In 2008, Christophe Bisciglia from Google, Amr Awadallah from Yahoo!, Mike Olson from Oracle and Jeff Hammerbacher from Facebook came together as founders of Cloudera, a company with the core belief that open source is the future. Today, with its headquarters at Pal Alto, California, it operates in over 24 countries in the world. In this blog we will be talking about SDX, Shared data experience – which is Cloudera’s secret recipe to deploy data engineering, data science, analytical DB and optional DB all on a single platform.
What is SDX?
As mentioned above, Shared Data Experience is a fundamental capability of Cloudera Enterprise that makes multidisciplinary analytics easier to develop, cheaper to deploy, and secure. Its core functions are:
- Data Engineering: It helps run batch or stream processes that ease out training machine learning models and speed ETL processes.
- Data Science: It enables businesses to explore big data with hundred percent securities.
- Analytic DB: It gives the fastest time-to-insight and works with all sorts of data types and in all environments possible.
- Operational DB: It helps deploy applications that are data-driven and serve real-time insights.
Each of these functions is extremely crucial, even as standalone functions, for all business enterprises indulging in data analysis. However, most of them require a combination of two or more of these functions applied together. This is because industry giants have big data to manage, as well as analyze.
Benefits of Cloudera SDX
First, the procurement cost is reduced because it’s always cheaper to buy multiple functions on one platform rather than buying multiple platforms. Second, SDX makes it possible to reduce infrastructure costs by removing redundancies and inefficiencies. Third, SDX reduces operation costs by enabling a single operations team to handle all big data operations rather than having one team for every platform or management software.
- Increases Speed
Once you’re hooked onto SDX you do not need lengthy service contracts to make things work. This is because now the users are working with a software that allows sharing data out-of-the-box, hence reducing deployment time. It also cuts down the time to launch applications by presetting context like governance, security, etc. Since SDX inherits all the best practices from other tenants, it reduces time to onboard new tenants.
- Increases Ease
While using SDX, you only need to define one security protocol that will be applicable on all applications and user platforms. This makes security a pretty easy task as compared to managing multiple protocols. Also, governance is made easy on SDX as you have to maintain a single record of all technical and business terms that can be shared as one data log to all the users.
It also allows various people associated to discover new data sets and lineages on their own, setting up a self-service environment – something which is easier to deal with than a centralized controlled environment. Apart from these, the platform is designed to be easy to scale, troubleshoot, monitor and optimize.
Peeking into a data platform without SDX
None of the other data platforms have SDX, and this makes Cloudera stand apart. But is SDX even needed? Is it a necessity? How does a platform without an SDX look actually?
One word to describe them would be expensive, but let’s have a deeper look into it.
Specialist providers were popular before SDX came into the picture. Here, a customer has to buy each application or platform separately from discrete vendors. Then, the customer needs to build a team of developers to work on each platform separately, and eventually ask them to stitch it all together into one single application.
Portfolio providers are another alternative in the market, who sell all platforms at a single place, but separately. Once they’ve bought all they need, the customers need to hire a large team of developers to work and assemble it all.
Then comes the Hadoop pure-play providers. Hadoop provides a distributed file system, hence HPP providers sell single platforms capable of data sharing. However, the nature of the data shared is raw. When it comes to content sharing, as in governance or security protocols, the customer needs to bridge the gap on their own with no data sharing support from the platform’s end.

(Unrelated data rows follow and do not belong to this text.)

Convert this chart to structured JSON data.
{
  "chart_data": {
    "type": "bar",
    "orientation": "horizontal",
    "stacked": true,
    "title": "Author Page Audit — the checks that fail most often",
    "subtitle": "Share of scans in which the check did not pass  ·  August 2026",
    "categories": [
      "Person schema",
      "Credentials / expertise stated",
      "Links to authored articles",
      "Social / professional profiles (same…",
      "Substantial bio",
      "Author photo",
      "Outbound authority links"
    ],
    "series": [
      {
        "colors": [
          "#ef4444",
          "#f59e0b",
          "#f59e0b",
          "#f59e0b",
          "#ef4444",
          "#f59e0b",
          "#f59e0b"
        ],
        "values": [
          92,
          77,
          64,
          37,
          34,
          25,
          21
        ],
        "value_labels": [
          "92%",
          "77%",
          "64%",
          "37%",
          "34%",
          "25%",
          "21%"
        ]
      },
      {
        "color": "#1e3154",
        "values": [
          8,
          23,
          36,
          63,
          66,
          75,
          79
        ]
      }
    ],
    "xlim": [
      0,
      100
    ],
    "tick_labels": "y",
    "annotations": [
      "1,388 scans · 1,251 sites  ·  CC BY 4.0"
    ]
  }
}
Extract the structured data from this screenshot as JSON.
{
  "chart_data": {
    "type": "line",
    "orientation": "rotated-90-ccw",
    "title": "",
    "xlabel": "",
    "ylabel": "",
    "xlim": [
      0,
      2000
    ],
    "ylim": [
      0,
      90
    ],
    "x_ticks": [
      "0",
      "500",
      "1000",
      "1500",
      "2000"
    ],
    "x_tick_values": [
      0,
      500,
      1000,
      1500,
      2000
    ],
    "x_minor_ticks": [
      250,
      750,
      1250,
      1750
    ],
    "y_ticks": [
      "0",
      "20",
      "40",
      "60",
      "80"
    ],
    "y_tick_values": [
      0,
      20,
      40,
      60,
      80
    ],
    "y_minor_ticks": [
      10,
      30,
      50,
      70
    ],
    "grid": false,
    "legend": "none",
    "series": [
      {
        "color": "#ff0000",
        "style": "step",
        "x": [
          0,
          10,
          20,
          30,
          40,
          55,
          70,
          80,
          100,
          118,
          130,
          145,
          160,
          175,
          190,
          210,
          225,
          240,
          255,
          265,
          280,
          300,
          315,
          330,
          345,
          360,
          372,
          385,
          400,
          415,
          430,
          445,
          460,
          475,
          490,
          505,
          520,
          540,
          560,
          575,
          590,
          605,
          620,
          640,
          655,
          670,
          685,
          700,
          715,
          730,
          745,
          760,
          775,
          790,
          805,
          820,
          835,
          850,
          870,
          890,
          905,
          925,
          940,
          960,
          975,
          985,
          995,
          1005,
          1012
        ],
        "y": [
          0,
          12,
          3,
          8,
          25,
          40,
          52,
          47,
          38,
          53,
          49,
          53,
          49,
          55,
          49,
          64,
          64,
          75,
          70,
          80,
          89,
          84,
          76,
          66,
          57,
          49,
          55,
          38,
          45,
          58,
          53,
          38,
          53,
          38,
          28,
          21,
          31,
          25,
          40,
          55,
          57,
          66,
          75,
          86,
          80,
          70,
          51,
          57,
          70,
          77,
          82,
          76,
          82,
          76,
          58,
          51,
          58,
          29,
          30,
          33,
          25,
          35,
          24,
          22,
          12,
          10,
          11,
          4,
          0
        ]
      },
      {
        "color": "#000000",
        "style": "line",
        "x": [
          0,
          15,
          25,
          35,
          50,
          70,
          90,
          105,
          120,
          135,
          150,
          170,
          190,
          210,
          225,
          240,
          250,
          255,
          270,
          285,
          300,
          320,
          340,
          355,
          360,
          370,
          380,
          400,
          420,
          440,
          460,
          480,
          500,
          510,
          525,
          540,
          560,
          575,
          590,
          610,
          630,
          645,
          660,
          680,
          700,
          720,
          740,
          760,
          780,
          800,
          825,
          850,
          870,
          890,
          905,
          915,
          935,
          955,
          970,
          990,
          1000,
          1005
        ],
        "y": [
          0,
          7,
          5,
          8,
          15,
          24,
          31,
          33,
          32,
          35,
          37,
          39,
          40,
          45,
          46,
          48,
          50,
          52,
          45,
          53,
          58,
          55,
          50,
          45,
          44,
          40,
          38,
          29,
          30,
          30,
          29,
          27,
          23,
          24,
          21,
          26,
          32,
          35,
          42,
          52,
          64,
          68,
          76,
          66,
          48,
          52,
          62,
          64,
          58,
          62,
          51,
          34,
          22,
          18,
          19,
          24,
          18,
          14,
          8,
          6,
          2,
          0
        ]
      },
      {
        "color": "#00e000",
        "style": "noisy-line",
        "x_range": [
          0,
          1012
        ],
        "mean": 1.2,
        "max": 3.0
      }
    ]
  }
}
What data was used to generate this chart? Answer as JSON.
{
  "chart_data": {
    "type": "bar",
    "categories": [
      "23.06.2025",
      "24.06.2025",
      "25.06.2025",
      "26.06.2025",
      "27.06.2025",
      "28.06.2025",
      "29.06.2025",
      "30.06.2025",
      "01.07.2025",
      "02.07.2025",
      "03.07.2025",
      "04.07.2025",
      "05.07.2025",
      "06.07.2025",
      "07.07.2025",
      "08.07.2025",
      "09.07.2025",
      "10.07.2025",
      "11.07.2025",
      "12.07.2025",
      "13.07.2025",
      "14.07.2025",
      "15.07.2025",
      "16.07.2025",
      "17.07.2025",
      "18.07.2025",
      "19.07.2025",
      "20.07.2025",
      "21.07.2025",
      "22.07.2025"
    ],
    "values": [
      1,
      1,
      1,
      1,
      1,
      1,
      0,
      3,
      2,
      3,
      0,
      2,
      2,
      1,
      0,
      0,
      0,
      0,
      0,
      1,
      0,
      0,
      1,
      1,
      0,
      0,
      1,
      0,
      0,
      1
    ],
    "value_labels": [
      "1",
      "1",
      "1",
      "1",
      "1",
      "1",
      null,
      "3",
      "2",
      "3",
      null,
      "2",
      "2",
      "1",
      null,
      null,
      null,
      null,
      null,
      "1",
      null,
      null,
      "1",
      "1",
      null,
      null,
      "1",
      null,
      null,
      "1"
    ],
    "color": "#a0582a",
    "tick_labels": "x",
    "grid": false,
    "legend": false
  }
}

It is self-explanatory that SDX makes these functions much cheaper, easier, faster and the most optimum option available in the market when it comes to data sharing and big data analysis.
SDX in the cloud
SDX is increasingly difficult to achieve in a cloud environment. This is because every application on the cloud runs on an isolated environment or a separate VM. Without SDX, each workload degenerates into private silos which means more work for the developer team. With SDX, the users work in a single cloud cluster which makes data sharing possible and allows each workload to take advantage of the shared resources. The storage layer, the metadata layer, the compute layer, the management layer, and the user interface layer work together in an IaaS (Infrastructure as a Service) to make SDX work in the cloud.
A Big Data success needs experts who can demonstrate their expertise with the tools and methods of the Hadoop stack. The Cloudera Big Data Analytics provides a focal scalable, adaptable, secure atmosphere for managing workloads from cluster, bilateral, to real-time analytics. It is a single platform solution for Big Data operations scaling as needed to support more outstanding burdens, more clients, and more information across all locations.
The launch of Cloudera SDX in the cloud environment has helped software developers all over the world and has broken down barriers that were inevitable at a point of time. Is it any wonder why it continues to trend?